Beta Thalassemia Variants

  • Beta Thalassemia Major: Defined as severe hypochromic microcytic anemia with hemoglobin < 7 g/dL; characterized mainly by Hgb A2 and Hgb F; features trajectory indicating skeletal changes in long bones and skull upon X-ray.

  • Heterozygous Beta Thalassemia: Described as a mild form of chronic hypochromic microcytic anemia also termed as thalassemia minor, with Hgb levels ranging from 10-14 g/dL.

Alpha Thalassemia

  • Genetic Aspects: Typically, 2 functional alpha genetic sequences available on each chromosome; mutations result in varying severities of disease based on numbers of deletions.

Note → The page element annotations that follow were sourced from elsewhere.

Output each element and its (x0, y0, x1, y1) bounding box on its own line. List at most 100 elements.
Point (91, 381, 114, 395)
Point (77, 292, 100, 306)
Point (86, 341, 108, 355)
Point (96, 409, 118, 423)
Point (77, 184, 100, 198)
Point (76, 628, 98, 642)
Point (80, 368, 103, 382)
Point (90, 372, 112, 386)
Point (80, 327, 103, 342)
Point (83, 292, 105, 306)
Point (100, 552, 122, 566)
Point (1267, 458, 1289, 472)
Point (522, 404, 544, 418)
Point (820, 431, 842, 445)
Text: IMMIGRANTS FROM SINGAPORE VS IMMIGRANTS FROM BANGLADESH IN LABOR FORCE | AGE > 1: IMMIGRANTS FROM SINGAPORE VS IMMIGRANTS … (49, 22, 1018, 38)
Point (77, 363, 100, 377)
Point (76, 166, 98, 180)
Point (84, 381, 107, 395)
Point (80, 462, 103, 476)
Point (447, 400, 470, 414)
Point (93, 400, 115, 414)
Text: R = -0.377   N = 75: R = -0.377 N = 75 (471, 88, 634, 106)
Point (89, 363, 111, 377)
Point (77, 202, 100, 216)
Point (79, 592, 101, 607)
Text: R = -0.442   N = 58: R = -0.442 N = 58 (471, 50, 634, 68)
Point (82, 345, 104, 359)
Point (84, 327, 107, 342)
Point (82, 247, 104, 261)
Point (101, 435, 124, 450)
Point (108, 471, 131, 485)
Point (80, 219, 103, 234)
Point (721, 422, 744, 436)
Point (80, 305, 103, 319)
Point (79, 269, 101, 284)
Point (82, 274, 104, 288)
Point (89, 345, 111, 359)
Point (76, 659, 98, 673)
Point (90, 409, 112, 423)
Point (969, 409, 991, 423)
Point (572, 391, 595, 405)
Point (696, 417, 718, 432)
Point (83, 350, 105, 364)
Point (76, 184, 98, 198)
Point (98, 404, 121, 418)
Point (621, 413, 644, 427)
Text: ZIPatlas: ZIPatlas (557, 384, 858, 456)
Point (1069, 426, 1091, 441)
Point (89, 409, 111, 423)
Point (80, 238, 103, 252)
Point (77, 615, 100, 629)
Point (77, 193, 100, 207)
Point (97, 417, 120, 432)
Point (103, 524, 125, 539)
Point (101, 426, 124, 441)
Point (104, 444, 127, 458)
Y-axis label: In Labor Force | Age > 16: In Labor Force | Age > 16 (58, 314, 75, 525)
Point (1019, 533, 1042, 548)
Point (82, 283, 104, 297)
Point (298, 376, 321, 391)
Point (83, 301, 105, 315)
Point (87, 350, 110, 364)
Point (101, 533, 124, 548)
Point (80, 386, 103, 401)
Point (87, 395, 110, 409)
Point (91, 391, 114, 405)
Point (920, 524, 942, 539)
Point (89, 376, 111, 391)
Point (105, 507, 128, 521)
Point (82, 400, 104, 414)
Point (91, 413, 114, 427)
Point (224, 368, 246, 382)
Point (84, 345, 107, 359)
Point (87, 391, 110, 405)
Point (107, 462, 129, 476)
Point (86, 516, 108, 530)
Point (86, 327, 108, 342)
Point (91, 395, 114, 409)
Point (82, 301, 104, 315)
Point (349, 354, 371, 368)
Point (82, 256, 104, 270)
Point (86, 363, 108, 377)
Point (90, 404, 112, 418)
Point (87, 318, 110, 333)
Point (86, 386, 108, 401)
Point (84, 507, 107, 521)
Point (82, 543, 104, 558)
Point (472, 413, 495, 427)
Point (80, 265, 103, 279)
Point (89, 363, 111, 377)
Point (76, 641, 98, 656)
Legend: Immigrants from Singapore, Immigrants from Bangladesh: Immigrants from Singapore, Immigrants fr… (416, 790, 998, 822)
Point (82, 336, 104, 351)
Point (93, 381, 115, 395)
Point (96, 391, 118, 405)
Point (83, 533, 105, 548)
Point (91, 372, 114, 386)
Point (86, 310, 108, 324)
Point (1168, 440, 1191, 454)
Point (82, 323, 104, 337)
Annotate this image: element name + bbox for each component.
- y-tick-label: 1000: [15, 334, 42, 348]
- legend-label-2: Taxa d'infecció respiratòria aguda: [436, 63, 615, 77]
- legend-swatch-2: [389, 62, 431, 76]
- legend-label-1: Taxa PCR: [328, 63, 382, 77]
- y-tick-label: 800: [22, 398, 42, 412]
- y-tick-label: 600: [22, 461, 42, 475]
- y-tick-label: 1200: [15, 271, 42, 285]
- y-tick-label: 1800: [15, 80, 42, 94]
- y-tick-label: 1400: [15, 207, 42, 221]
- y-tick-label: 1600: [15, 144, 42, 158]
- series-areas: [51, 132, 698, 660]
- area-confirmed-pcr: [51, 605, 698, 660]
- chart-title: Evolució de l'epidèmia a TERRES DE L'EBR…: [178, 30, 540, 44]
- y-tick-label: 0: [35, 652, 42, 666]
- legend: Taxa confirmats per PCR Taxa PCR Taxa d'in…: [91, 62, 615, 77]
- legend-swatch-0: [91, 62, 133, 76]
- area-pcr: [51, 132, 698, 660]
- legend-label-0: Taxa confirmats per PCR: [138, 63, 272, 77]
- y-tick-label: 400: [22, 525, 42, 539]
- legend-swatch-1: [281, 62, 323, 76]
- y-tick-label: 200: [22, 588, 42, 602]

Alpha Thalassemia Conditions

  • Hgb H Disease: Results from deletions that produce insoluble inclusions in mature RBCs known as Hgb H, which subsequently stain with brilliant cresyl blue giving a distinct appearance reputed as “golf ball” appearance.

  • Hgb Bart: A condition whereby only gamma chains exist in high amounts, associated with severe outcomes incompatible with life.

Hemoglobin Lepore

  • Description: Resultant fusion of delta and beta chains due to a fused gene from unequal crossing over; patients homozygous for Hgb Lepore express severe anemia.

  • Lab Diagnosis: Microcytic hypochromic anemia with decreased Hgb, Hct, MCV, MCH readings and variations in RBC count.

Anemia of Inflammation

  • Etiology: Characterized by decreased RBC lifespan, impaired iron metabolism, including faulty iron release from reserves, and reduced erythropoietin levels from macrophage and lymphocyte cytokines.

  • Characteristics: Presents mild anemia, maintains normocytic and normochromic characteristics, with low retic count and normal to low levels of serum iron and TIBC, even while storing iron in red cells.

Anemia of Infection

  • Etiology: Similar to anemia of inflammation; involves suppression of erythropoiesis driven by cytokine activity with bone marrow histiocytes engaging in phagocytizing RBCs and WBCs and potential effector steps mediated by HIV in the destruction of RBC precursors in bone marrow.